We are using elasticsearch 1.4.2 with Spring data. TransportClient object is used to establish connection, execute the query and fetch results (only search requests).
Following code closes connection:
//There is an instanceof test above this block so no class cast exception here
((TransportClient)element.getObjectValue()).close();
((TransportClient)element.getObjectValue()).threadPool().shutdownNow();
Sometimes, we get the following exception while executing the query or closing the connection:
org.elasticsearch.common.util.concurrent.EsRejectedExecutionException: rejected execution (shutting down) on org.elasticsearch.transport.netty.NettyTransport$2@489e4aa5
//Long stack trace
However, this is intermittent, but the main issue is, after some hours (or days), the application completely hangs, (resulting in some 110% CPU and 80% memory) and all the upcoming search requests fail with 'Too many open files' exception.
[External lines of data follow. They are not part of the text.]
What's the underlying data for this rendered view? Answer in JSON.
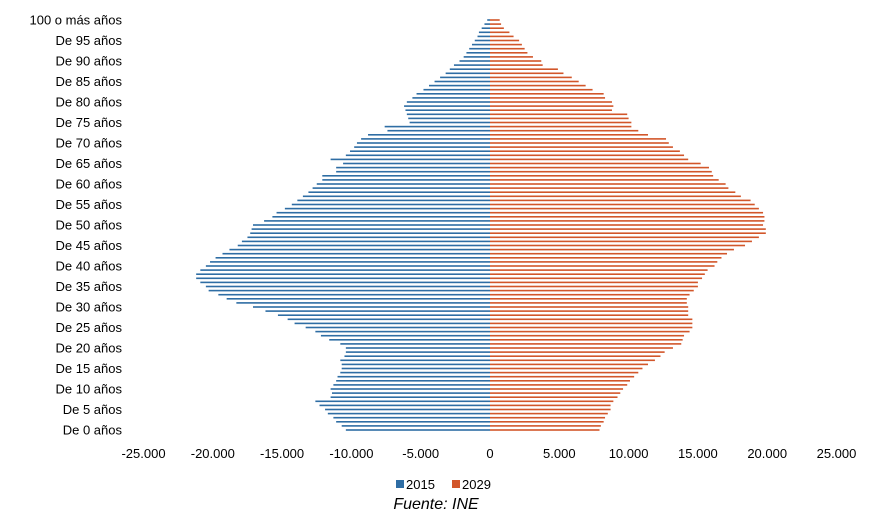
{
  "source": "Fuente: INE",
  "chart_data": {
    "type": "bar",
    "orientation": "horizontal",
    "layout": "population-pyramid",
    "y_labels": [
      "De 0 años",
      "De 5 años",
      "De 10 años",
      "De 15 años",
      "De 20 años",
      "De 25 años",
      "De 30 años",
      "De 35 años",
      "De 40 años",
      "De 45 años",
      "De 50 años",
      "De 55 años",
      "De 60 años",
      "De 65 años",
      "De 70 años",
      "De 75 años",
      "De 80 años",
      "De 85 años",
      "De 90 años",
      "De 95 años",
      "100 o más años"
    ],
    "x_ticks": [
      "-25.000",
      "-20.000",
      "-15.000",
      "-10.000",
      "-5.000",
      "0",
      "5.000",
      "10.000",
      "15.000",
      "20.000",
      "25.000"
    ],
    "x_tick_values": [
      -25000,
      -20000,
      -15000,
      -10000,
      -5000,
      0,
      5000,
      10000,
      15000,
      20000,
      25000
    ],
    "xlim": [
      -25000,
      25000
    ],
    "legend_position": "bottom",
    "colors": {
      "2015": "#2e6da4",
      "2029": "#d2562a"
    },
    "ages": [
      0,
      1,
      2,
      3,
      4,
      5,
      6,
      7,
      8,
      9,
      10,
      11,
      12,
      13,
      14,
      15,
      16,
      17,
      18,
      19,
      20,
      21,
      22,
      23,
      24,
      25,
      26,
      27,
      28,
      29,
      30,
      31,
      32,
      33,
      34,
      35,
      36,
      37,
      38,
      39,
      40,
      41,
      42,
      43,
      44,
      45,
      46,
      47,
      48,
      49,
      50,
      51,
      52,
      53,
      54,
      55,
      56,
      57,
      58,
      59,
      60,
      61,
      62,
      63,
      64,
      65,
      66,
      67,
      68,
      69,
      70,
      71,
      72,
      73,
      74,
      75,
      76,
      77,
      78,
      79,
      80,
      81,
      82,
      83,
      84,
      85,
      86,
      87,
      88,
      89,
      90,
      91,
      92,
      93,
      94,
      95,
      96,
      97,
      98,
      99,
      100
    ],
    "series": [
      {
        "name": "2015",
        "values": [
          -10400,
          -10700,
          -11100,
          -11300,
          -11700,
          -11900,
          -12300,
          -12600,
          -11500,
          -11400,
          -11500,
          -11300,
          -11100,
          -11000,
          -10800,
          -10700,
          -10700,
          -10800,
          -10500,
          -10400,
          -10400,
          -10800,
          -11600,
          -12200,
          -12600,
          -13300,
          -14100,
          -14600,
          -15300,
          -16200,
          -17100,
          -18300,
          -19000,
          -19600,
          -20300,
          -20500,
          -20900,
          -21200,
          -21200,
          -20900,
          -20500,
          -20200,
          -19800,
          -19300,
          -18800,
          -18200,
          -17900,
          -17500,
          -17300,
          -17200,
          -17100,
          -16300,
          -15700,
          -15400,
          -14800,
          -14300,
          -13900,
          -13500,
          -13100,
          -12800,
          -12500,
          -12100,
          -12100,
          -11100,
          -11100,
          -10600,
          -11500,
          -10400,
          -10100,
          -9800,
          -9600,
          -9300,
          -8800,
          -7400,
          -7600,
          -5800,
          -5900,
          -6000,
          -6100,
          -6200,
          -6000,
          -5600,
          -5300,
          -4800,
          -4400,
          -4000,
          -3600,
          -3200,
          -2900,
          -2600,
          -2200,
          -1900,
          -1700,
          -1500,
          -1300,
          -1100,
          -900,
          -800,
          -600,
          -400,
          -200
        ]
      },
      {
        "name": "2029",
        "values": [
          7900,
          8000,
          8200,
          8300,
          8500,
          8700,
          8700,
          8900,
          9200,
          9400,
          9600,
          9900,
          10100,
          10400,
          10700,
          11000,
          11400,
          11900,
          12300,
          12600,
          13200,
          13800,
          13900,
          14000,
          14400,
          14600,
          14600,
          14600,
          14300,
          14300,
          14300,
          14200,
          14200,
          14400,
          14700,
          15000,
          15000,
          15300,
          15500,
          15700,
          16200,
          16400,
          16700,
          17100,
          17600,
          18400,
          18900,
          19400,
          19900,
          19900,
          19700,
          19800,
          19800,
          19700,
          19400,
          19100,
          18800,
          18100,
          17700,
          17200,
          17000,
          16500,
          16100,
          16000,
          15800,
          15200,
          14300,
          14000,
          13700,
          13200,
          12900,
          12700,
          11400,
          10700,
          10200,
          10200,
          10000,
          9900,
          8800,
          8900,
          8800,
          8300,
          8200,
          7400,
          6900,
          6400,
          5900,
          5300,
          4900,
          3800,
          3700,
          3100,
          2700,
          2500,
          2300,
          2100,
          1700,
          1400,
          1000,
          800,
          700
        ]
      }
    ]
  }
}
Below is the stack trace:
org.elasticsearch.common.netty.channel.ChannelException: Failed to create a selector.
at org.elasticsearch.common.netty.channel.socket.nio.AbstractNioSelector.openSelector(AbstractNioSelector.java:343)
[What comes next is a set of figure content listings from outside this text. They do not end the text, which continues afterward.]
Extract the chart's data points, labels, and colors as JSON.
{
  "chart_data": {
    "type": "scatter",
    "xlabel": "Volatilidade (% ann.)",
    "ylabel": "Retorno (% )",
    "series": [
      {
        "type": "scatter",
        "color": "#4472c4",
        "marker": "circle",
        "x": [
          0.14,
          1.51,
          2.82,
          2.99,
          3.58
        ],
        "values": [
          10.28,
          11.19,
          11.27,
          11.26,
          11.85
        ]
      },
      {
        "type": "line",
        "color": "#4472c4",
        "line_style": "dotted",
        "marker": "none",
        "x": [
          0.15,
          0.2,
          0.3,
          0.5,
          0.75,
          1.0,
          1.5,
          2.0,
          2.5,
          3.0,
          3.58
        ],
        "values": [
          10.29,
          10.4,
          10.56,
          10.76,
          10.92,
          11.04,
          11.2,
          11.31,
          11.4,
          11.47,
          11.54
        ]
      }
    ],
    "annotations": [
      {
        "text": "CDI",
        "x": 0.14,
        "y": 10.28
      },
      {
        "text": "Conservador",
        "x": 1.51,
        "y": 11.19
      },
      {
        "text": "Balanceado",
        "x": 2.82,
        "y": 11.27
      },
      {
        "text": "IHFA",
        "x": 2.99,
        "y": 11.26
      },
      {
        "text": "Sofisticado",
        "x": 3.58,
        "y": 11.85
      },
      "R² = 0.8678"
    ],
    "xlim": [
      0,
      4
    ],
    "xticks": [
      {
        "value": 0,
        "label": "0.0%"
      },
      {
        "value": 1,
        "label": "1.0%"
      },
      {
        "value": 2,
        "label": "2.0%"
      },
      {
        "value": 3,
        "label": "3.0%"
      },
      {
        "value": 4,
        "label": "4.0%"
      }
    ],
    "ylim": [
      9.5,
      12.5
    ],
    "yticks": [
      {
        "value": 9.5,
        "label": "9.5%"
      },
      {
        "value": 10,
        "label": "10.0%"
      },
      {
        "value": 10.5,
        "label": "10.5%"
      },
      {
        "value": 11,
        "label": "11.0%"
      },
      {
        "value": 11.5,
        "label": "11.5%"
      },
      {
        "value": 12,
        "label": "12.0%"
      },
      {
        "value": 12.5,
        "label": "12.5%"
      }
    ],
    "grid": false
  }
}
at org.elasticsearch.common.netty.channel.socket.nio.AbstractNioSelector.<init>(AbstractNioSelector.java:100)
at org.elasticsearch.common.netty.channel.socket.nio.AbstractNioWorker.<init>(AbstractNioWorker.java:52)
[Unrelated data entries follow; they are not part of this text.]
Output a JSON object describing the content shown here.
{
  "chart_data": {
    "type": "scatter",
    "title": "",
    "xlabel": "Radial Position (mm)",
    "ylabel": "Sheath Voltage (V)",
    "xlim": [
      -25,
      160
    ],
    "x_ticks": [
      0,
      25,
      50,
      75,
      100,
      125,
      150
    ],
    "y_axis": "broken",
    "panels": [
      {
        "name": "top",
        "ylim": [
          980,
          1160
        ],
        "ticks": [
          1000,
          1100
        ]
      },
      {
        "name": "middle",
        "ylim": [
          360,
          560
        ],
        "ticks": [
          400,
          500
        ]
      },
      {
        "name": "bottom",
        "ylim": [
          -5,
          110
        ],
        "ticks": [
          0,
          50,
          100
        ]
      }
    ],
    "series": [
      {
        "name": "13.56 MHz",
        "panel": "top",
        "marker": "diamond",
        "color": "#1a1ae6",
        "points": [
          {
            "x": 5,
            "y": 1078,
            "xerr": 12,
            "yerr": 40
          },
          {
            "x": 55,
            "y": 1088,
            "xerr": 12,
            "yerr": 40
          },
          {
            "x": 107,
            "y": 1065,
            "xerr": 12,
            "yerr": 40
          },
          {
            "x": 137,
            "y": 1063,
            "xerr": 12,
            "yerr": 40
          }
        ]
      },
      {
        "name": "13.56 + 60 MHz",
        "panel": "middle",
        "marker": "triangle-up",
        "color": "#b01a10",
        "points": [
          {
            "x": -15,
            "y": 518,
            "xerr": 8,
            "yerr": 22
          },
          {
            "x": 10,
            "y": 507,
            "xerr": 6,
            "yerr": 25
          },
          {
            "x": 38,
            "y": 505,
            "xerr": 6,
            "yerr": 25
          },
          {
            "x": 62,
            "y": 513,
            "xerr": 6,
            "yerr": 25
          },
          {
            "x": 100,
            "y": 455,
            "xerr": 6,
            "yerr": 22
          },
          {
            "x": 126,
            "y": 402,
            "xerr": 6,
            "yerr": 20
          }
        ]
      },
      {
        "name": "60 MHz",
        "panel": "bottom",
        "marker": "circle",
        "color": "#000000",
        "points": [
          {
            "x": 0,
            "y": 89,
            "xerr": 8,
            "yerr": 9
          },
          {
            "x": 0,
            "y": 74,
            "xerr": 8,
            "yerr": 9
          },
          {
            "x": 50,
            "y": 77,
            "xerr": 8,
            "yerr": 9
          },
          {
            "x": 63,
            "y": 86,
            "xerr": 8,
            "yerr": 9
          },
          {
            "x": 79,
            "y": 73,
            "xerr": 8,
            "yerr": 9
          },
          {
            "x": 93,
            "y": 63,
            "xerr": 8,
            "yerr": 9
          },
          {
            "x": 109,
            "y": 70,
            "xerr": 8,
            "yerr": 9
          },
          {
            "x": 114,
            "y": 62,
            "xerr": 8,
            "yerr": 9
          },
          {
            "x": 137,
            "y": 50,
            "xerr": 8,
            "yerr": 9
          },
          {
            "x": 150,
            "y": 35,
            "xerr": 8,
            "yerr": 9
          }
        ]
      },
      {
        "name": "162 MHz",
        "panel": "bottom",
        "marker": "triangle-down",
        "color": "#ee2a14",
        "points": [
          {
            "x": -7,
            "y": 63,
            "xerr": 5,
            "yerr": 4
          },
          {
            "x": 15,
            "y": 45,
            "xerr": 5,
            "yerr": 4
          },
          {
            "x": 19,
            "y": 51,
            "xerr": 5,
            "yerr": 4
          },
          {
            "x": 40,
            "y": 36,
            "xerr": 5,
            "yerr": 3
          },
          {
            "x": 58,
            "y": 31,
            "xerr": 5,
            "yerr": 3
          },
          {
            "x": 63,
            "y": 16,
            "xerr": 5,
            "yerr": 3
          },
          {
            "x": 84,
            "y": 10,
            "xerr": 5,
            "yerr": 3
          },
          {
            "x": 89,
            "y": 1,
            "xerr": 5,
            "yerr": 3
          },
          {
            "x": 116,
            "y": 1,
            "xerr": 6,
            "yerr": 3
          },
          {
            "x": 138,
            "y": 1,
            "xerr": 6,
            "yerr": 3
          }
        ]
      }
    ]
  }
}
at org.elasticsearch.common.netty.channel.socket.nio.NioWorker.<init>(NioWorker.java:45)
at org.elasticsearch.common.netty.channel.socket.nio.NioWorkerPool.createWorker(NioWorkerPool.java:45)
at org.elasticsearch.common.netty.channel.socket.nio.NioWorkerPool.createWorker(NioWorkerPool.java:28)
at org.elasticsearch.common.netty.channel.socket.nio.AbstractNioWorkerPool.newWorker(AbstractNioWorkerPool.java:143)
at org.elasticsearch.common.netty.channel.socket.nio.AbstractNioWorkerPool.init(AbstractNioWorkerPool.java:81)
at org.elasticsearch.common.netty.channel.socket.nio.NioWorkerPool.<init>(NioWorkerPool.java:39)
at org.elasticsearch.common.netty.channel.socket.nio.NioWorkerPool.<init>(NioWorkerPool.java:33)
//many more
Caused by: java.io.IOException: Too many open files
at sun.nio.ch.EPollArrayWrapper.epollCreate(Native Method)
at sun.nio.ch.EPollArrayWrapper.<init>(EPollArrayWrapper.java:87)
at sun.nio.ch.EPollSelectorImpl.<init>(EPollSelectorImpl.java:68)
We tried to get thread dump before restarting the api. Below stack trace appeared in it:
Thread 12480: (state = BLOCKED)
java.util.concurrent.FutureTask.<init>(java.lang.Runnable, java.lang.Object) @bci=5, line=92 (Compiled frame)
java.util.concurrent.ScheduledThreadPoolExecutor$ScheduledFutureTask.<init>(java.util.concurrent.ScheduledThreadPoolExecutor, java.lang.Runnable, java.lang.Object, long) @bci=8, line=207 (Compiled frame)
java.util.concurrent.ScheduledThreadPoolExecutor.schedule(java.lang.Runnable, long, java.util.concurrent.TimeUnit) @bci=33, line=527 (Compiled frame)
org.elasticsearch.threadpool.ThreadPool.schedule(org.elasticsearch.common.unit.TimeValue, java.lang.String, java.lang.Runnable) @bci=37, line=245 (Compiled frame)
org.elasticsearch.client.transport.TransportClientNodesService$ScheduledNodeSampler.run() @bci=41, line=323 (Compiled frame)
java.util.concurrent.ThreadPoolExecutor.runWorker(java.util.concurrent.ThreadPoolExecutor$Worker) @bci=95, line=1145 (Compiled frame)
java.util.concurrent.ThreadPoolExecutor$Worker.run() @bci=5, line=615 (Interpreted frame)
java.lang.Thread.run() @bci=11, line=724 (Interpreted frame)
There were 93 such threads in blocked state which caused the application to fail. This has happened multiple times, however we are not able to nail down the root cause.
We don't have any thread pool limit placed on ES node. Don't know whether that would improve the situation.